The company’s shares fell after falling 86% from their peak in early March Artificial Intelligence (AI) Dear shares more than doubled from last month’s low after listing Submit a compliance plan It partnered with Nasdaq and announced a new auditor, adding it now expects to be able to file delayed financial results.

Supermicro shares rose 29% to $42 in regular trading on Monday and then rose another 4% in after-hours trading.

Next, let’s break it down technical in ultramicro Weekly chart and pinpoints key price levels worth watching.

Descending and widening formations

After formation bear trap Supermicro stock continued to move higher last month, reclaiming its downtrend line Expand formation This has been playing out on the charts since the stock peaked in early March.

Importantly, above average trading volume Support for an uptick indicates buying participation from larger market players, e.g. institutional investors. Although Relative Strength Index (RSI) Still below 50, it continues to rise, indicating improving price momentum.

Let’s identify a few key management expense areas on Supermicro’s chart that investors may be concerned about and look at the two main management expense areas support level Monitor during retracement.

Key overhead areas to focus on

Amid further bullish momentum, investors should first focus on the $50 level. This area on the chart may provide resistance nearby mental roundswhich is also immediately adjacent to the beginning of August groove and peak in late October.

A decisive close above that level could see shares climb to around $64, a level on the chart that could see selling pressure near August. Contrary to the trend High. This area is also currently aligned with the 50-week moving average (MA).

further positive price action A rebound towards the $97 area is likely. Investors can look for exit point That level is close to a series of peaks on the chart and just below the stock’s all-time high in March.

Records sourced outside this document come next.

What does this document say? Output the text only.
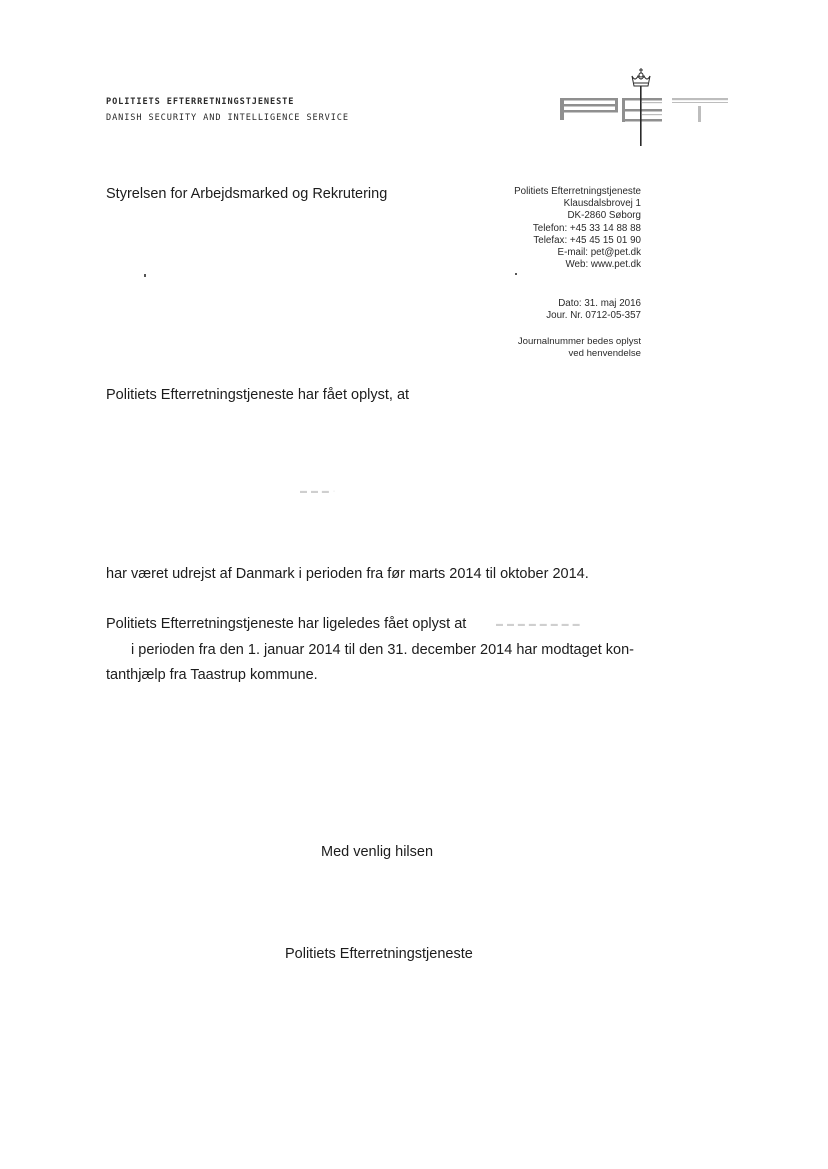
POLITIETS EFTERRETNINGSTJENESTE
DANISH SECURITY AND INTELLIGENCE SERVICE
Styrelsen for Arbejdsmarked og Rekrutering	Politiets Efterretningstjeneste
Klausdalsbrovej 1
DK-2860 Søborg
Telefon: +45 33 14 88 88
Telefax: +45 45 15 01 90
E-mail: pet@pet.dk
Web: www.pet.dk
Dato: 31. maj 2016
Jour. Nr. 0712-05-357
Journalnummer bedes oplyst
ved henvendelse
Politiets Efterretningstjeneste har fået oplyst, at
▬ ▬ ▬ ·
har været udrejst af Danmark i perioden fra før marts 2014 til oktober 2014.
Politiets Efterretningstjeneste har ligeledes fået oplyst at	▬ ▬ ▬ ▬ ▬ ▬ ▬ ▬
i perioden fra den 1. januar 2014 til den 31. december 2014 har modtaget kon-
tanthjælp fra Taastrup kommune.
Med venlig hilsen
Politiets Efterretningstjeneste
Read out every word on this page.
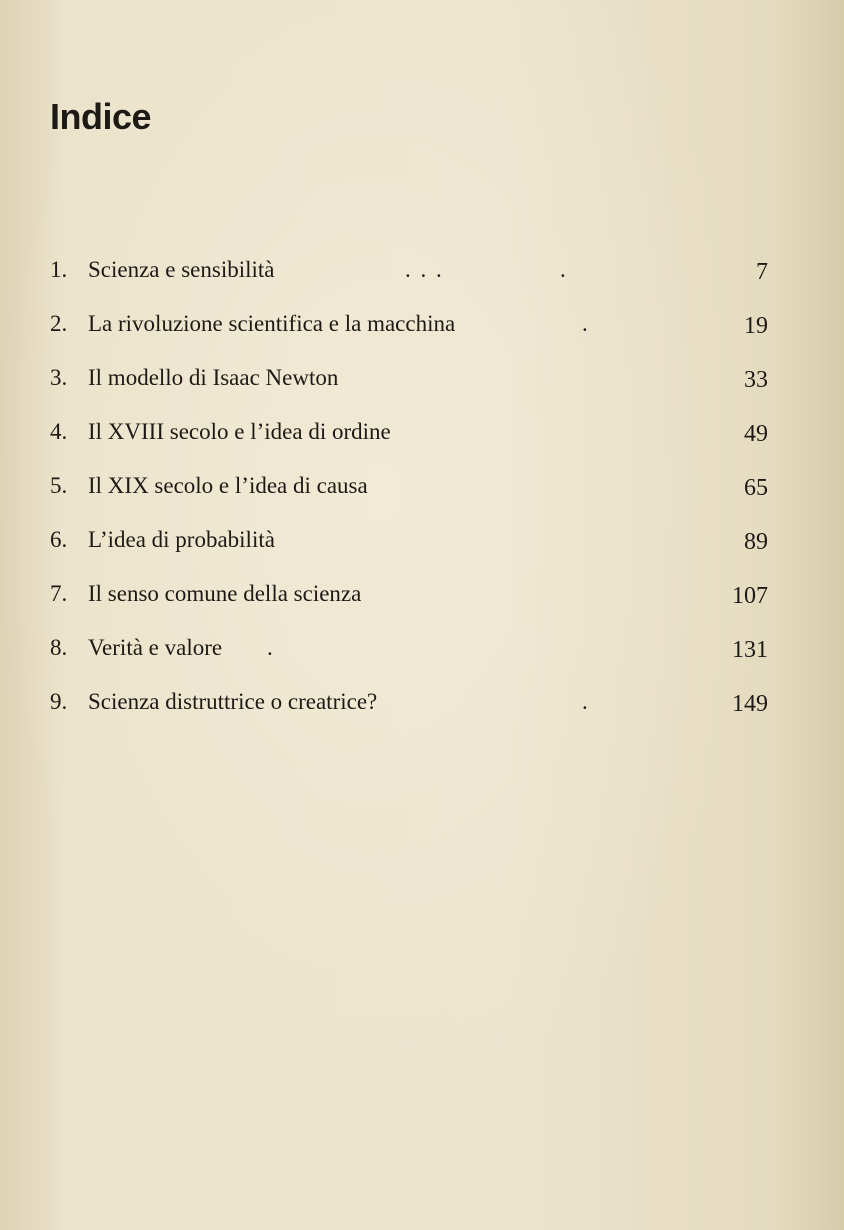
Indice
1. Scienza e sensibilità	. . .               .	7
2. La rivoluzione scientifica e la macchina	.	19
3. Il modello di Isaac Newton	33
4. Il XVIII secolo e l’idea di ordine	49
5. Il XIX secolo e l’idea di causa	65
6. L’idea di probabilità	89
7. Il senso comune della scienza	107
8. Verità e valore .	131
9. Scienza distruttrice o creatrice?	.	149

Major support levels to monitor

The first major support level to monitor is around $30. one pull back In this area, investors may look for buying opportunities near the five-month top trendline merge The period formed on the chart from August to December last year.

Finally, a deeper decline could send Supermicro shares back to the $23 level. This level on the chart is just below the closely watched 200-week moving average and may provide support near the lower trendline during the aforementioned consolidation period.

The reviews, opinions and analyzes expressed on Investopedia are for informational purposes only. read our Warranty and Disclaimer Learn more.

As of the date of this writing, the author did not own any of the securities mentioned.